Canı sıkkındı, içini kemiren kocaman bir merak vardı artık ve ancak Devran'layken ya da Ferdi'yleyken kafası bir şekilde dağılabiliyordu. Bu yüzden şimdi eve geçmeden Ferdi'yle biraz takılmanın kendisine iyi geleceğini kendisi de biliyordu.

"Kuş kafam, Devran abiyi mi düşünüyorsun? Bir şey demez ki o." Ferdi okulun olduğu sokakta, kalçasını Asil gibi sarı arabanın kaputuna yaslamış arkadaşının karar vermesini bekliyordu.

Onun da gidip Kerim'i göresi vardı ama Asil'in her zamanki sakinliğinin yanına eklenen garip durgunluğu da görmeye dayanamıyordu. Bu yüzden beraber bir şeyler yiyip içmeyi teklif etmişti.

Bir şeyler yiyip içmekten kastı, alkollü bir mekanda biraz takılmaktı doğrusu. Asil'le tek başlarına hiç böyle bir fırsatları olmamıştı, şu anda uygun bir zamanmış gibi görünüyordu.

Üstelik Kerim'in Fransa'da ikisi için bir ev aldığını henüz Asil'e söyleyebilmiş değildi...

Belki de bu akşam uygun bir an bulursa ağzındaki baklayı çıkarıp, Asil'e bu güzel haberi verebilirdi.

"Devran bir şey diyeceğinden değil." dedi Asil kendi içinde çelişirken. "Enerjim var mı diye tartıyordum."

Ferdi Asil'e bakıp gözlerini devirdi. "Enerji gerektirecek bir yere gitmiyoruz yavru. Yemek yiyeceğiz, yanında da bir iki kadeh bir şey... İstemezsen içmezsin de, bence iyi gelir ama biraz gevşemek."

Asil dudaklarını kıvırıp düşündü biraz daha. "Çok geç saate kalmasın ama eve dönüşüm. Ve zaten çok içemem de, araba kullanacağım."

Ferdi'nin Asil'i götürmeyi düşündüğü yer bir meyhaneydi.

Ferdiler'in evine yakın, eski ama hoş, küçük de bir bahçesi olan, mavi ahşap masalara sahip tatlı bir mekandı bu meyhane.

Mekana girip cam kenarındaki masalardan birine oturana kadar, Asil hala biraz kararsız ve çekingen görünüyordu.
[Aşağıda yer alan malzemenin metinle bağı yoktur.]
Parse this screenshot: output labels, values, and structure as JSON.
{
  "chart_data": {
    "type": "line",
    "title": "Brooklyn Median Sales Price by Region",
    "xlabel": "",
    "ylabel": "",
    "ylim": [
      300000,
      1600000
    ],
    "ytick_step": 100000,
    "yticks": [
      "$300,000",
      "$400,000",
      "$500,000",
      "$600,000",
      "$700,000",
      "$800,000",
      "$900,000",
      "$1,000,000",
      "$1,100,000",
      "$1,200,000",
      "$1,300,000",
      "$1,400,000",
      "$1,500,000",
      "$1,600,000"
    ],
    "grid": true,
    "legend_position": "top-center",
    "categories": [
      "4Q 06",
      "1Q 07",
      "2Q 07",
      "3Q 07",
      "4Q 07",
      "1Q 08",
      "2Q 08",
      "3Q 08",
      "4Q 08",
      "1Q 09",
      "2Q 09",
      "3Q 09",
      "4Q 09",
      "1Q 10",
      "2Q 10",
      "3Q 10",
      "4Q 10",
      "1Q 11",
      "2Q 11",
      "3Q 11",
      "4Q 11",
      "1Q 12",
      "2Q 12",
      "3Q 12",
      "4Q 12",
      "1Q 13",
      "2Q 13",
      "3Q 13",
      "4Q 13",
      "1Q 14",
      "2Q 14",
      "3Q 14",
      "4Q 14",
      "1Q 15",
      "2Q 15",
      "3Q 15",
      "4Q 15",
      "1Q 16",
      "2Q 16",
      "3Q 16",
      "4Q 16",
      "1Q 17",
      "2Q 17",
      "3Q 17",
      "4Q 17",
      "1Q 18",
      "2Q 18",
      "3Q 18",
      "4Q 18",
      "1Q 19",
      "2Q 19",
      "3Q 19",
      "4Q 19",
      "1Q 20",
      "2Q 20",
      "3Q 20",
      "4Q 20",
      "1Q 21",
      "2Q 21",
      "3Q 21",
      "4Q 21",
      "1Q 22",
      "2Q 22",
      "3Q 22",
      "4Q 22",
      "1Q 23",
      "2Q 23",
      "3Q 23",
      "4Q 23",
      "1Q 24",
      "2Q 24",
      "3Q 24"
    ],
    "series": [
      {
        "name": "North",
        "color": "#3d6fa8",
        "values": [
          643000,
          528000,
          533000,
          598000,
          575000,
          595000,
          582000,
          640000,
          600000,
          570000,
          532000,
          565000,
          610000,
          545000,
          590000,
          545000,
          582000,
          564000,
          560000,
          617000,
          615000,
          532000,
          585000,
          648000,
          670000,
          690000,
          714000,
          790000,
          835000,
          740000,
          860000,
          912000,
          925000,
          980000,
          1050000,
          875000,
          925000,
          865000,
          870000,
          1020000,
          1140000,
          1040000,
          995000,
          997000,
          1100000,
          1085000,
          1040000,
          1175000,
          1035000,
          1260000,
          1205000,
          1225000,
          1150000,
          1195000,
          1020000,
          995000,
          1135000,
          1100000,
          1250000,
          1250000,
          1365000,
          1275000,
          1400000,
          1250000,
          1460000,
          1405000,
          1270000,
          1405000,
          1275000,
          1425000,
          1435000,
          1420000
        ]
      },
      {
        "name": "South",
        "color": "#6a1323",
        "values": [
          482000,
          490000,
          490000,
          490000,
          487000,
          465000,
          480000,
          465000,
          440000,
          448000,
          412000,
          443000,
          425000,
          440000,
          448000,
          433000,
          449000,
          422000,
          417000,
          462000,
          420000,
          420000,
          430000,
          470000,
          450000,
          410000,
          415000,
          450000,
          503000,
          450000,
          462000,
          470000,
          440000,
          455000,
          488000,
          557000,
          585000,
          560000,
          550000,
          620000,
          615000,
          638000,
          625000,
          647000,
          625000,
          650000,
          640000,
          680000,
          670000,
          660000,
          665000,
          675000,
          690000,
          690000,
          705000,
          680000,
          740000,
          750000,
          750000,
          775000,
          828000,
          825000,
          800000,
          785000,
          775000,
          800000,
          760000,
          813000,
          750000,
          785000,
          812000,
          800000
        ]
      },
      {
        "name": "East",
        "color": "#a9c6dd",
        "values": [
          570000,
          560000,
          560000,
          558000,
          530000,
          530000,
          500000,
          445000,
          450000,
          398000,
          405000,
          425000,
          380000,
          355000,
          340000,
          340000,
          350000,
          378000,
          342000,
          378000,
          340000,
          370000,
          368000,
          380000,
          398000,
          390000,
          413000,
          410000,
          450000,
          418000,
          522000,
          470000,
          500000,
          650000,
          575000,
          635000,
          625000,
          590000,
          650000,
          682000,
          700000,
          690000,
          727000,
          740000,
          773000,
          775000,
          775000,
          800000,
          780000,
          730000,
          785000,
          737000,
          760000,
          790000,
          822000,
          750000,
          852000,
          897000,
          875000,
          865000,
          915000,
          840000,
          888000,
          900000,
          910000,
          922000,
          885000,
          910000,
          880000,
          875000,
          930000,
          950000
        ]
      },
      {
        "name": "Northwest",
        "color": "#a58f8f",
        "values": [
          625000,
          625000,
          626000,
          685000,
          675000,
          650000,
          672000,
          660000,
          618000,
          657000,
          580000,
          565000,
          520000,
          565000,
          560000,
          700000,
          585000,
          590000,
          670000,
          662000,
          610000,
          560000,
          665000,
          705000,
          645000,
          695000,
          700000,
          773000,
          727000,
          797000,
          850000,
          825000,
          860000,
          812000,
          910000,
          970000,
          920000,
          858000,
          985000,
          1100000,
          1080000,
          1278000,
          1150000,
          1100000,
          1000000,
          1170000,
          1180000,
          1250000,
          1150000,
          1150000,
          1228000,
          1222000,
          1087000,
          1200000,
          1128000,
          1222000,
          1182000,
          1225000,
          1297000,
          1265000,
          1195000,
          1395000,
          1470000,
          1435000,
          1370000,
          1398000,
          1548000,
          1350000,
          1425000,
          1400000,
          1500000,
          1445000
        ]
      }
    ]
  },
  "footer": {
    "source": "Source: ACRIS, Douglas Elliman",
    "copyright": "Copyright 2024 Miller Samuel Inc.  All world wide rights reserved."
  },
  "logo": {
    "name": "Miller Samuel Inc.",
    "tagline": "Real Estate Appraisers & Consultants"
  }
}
Ama mekanın sıcaklığını görünce biraz olsun atmıştı üstündeki durgunluğu, tepesindeki karabulutlar dağılır gibi olmuştu.

''Ne yiyoruz?'' diye sordu Asil Ferdi ile beraber olduğuna dair bir mesaj yazıp o mesajı Devran'a atarken.

Adamın son günlerde biraz yoğun olduğunun farkındaydı ve işteyken onu arayıp rahatsız edesi hiç gelmiyordu Asil'in. Devran bazen evdeyken bile kıyıda köşede sessiz telefon görüşmeleri yapıyordu zaten son günlerde. Çocuk bunun işle ilgili olduğunu sandığından adamın yoğunluğunu anlayışla karşılayıp ses çıkarmıyordu.
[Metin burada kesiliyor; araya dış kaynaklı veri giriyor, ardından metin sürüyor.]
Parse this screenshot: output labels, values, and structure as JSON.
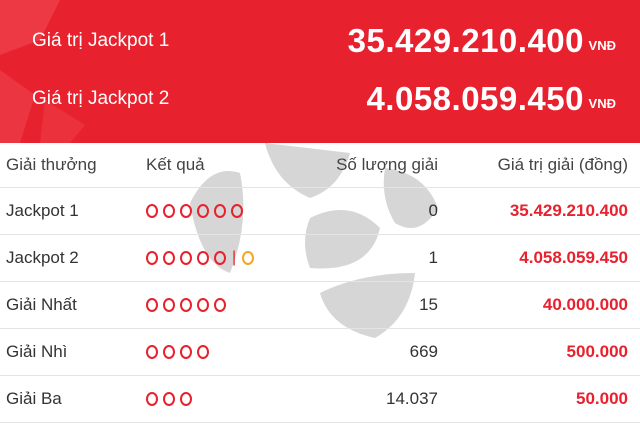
{
  "header": {
    "jackpots": [
      {
        "label": "Giá trị Jackpot 1",
        "amount": "35.429.210.400",
        "unit": "VNĐ"
      },
      {
        "label": "Giá trị Jackpot 2",
        "amount": "4.058.059.450",
        "unit": "VNĐ"
      }
    ]
  },
  "table": {
    "headers": {
      "prize": "Giải thưởng",
      "result": "Kết quả",
      "count": "Số lượng giải",
      "value": "Giá trị giải (đồng)"
    },
    "rows": [
      {
        "prize": "Jackpot 1",
        "balls": 6,
        "special": false,
        "count": "0",
        "value": "35.429.210.400"
      },
      {
        "prize": "Jackpot 2",
        "balls": 5,
        "special": true,
        "separator": "|",
        "count": "1",
        "value": "4.058.059.450"
      },
      {
        "prize": "Giải Nhất",
        "balls": 5,
        "special": false,
        "count": "15",
        "value": "40.000.000"
      },
      {
        "prize": "Giải Nhì",
        "balls": 4,
        "special": false,
        "count": "669",
        "value": "500.000"
      },
      {
        "prize": "Giải Ba",
        "balls": 3,
        "special": false,
        "count": "14.037",
        "value": "50.000"
      }
    ]
  },
  "colors": {
    "brand_red": "#e8212e",
    "special_ball": "#f5a623",
    "watermark_gray": "#cccccc"
  }
}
"Valla ben balık yemem biliyorsun. Sen yemek istersen de şöyle çok kokuşmayan bir şey yersin inşallah kardeşim."

Asil gülümsedi, "Benim de balık yiyesim yok ama meyhanede başka ne yenir ki?" diyerek peçeteliğin yanında katlanmış şekilde duran menüyü farkederek eline aldı ve incelemeye başladı. "Bir sürü meze varmış." derken gözleri parıldamıştı.
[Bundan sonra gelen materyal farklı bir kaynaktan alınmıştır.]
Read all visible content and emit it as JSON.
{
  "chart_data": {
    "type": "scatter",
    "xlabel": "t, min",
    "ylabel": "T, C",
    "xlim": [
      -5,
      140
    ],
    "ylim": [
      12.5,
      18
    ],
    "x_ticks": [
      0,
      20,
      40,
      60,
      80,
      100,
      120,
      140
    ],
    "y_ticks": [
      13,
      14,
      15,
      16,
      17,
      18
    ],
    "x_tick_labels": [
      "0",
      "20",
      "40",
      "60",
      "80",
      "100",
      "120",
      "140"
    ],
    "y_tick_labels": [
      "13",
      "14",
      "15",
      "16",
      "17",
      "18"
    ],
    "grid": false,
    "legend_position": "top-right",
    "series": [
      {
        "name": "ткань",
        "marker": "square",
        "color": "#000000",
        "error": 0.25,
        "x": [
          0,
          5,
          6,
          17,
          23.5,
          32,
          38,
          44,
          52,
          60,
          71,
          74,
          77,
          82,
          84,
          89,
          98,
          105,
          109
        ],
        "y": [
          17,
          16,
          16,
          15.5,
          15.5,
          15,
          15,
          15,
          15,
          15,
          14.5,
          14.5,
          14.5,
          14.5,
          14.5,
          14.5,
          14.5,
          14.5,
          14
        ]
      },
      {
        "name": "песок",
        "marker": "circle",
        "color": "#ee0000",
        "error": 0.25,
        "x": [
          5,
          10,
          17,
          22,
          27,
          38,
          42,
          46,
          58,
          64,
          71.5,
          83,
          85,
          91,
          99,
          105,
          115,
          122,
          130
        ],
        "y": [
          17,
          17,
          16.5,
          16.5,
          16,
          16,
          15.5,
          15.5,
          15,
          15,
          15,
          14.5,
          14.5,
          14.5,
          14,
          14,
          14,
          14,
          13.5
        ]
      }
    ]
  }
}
"Ne istersek yeriz ayol." dedi Ferdi de. Kendi tarafındaki menüyü incelemek yerine masanın üstüne eğilip Asil'in tuttuğu menüye bakmayı tercih etti.

"Midye de varmış."

"Olur, o mereti yiyebiliyorum gariptir ki." dedi Ferdi. Midyeyi severdi doğrusu.

Asil başını salladı. "O zaman midye söyleyelim bolca. Gerçi o rakıyla gider mi?"

"Bira da var menü de yavru."

Asil menünün alt tarafında kalan bira seçeneklerini görünce bir süre orada göz gezdirdi.

Beraber ikisinin de yiyebileceği şeyleri söyledikleri sırada ikisinin de telefonuna birer mesaj düşmüştü.

Mesajların zamanlaması o kadar aynıydı ki, ikisi de o mesajların kimden geldiğini bilir gibi önce telefonlara ardından birbirlerine bakarak sırıttılar.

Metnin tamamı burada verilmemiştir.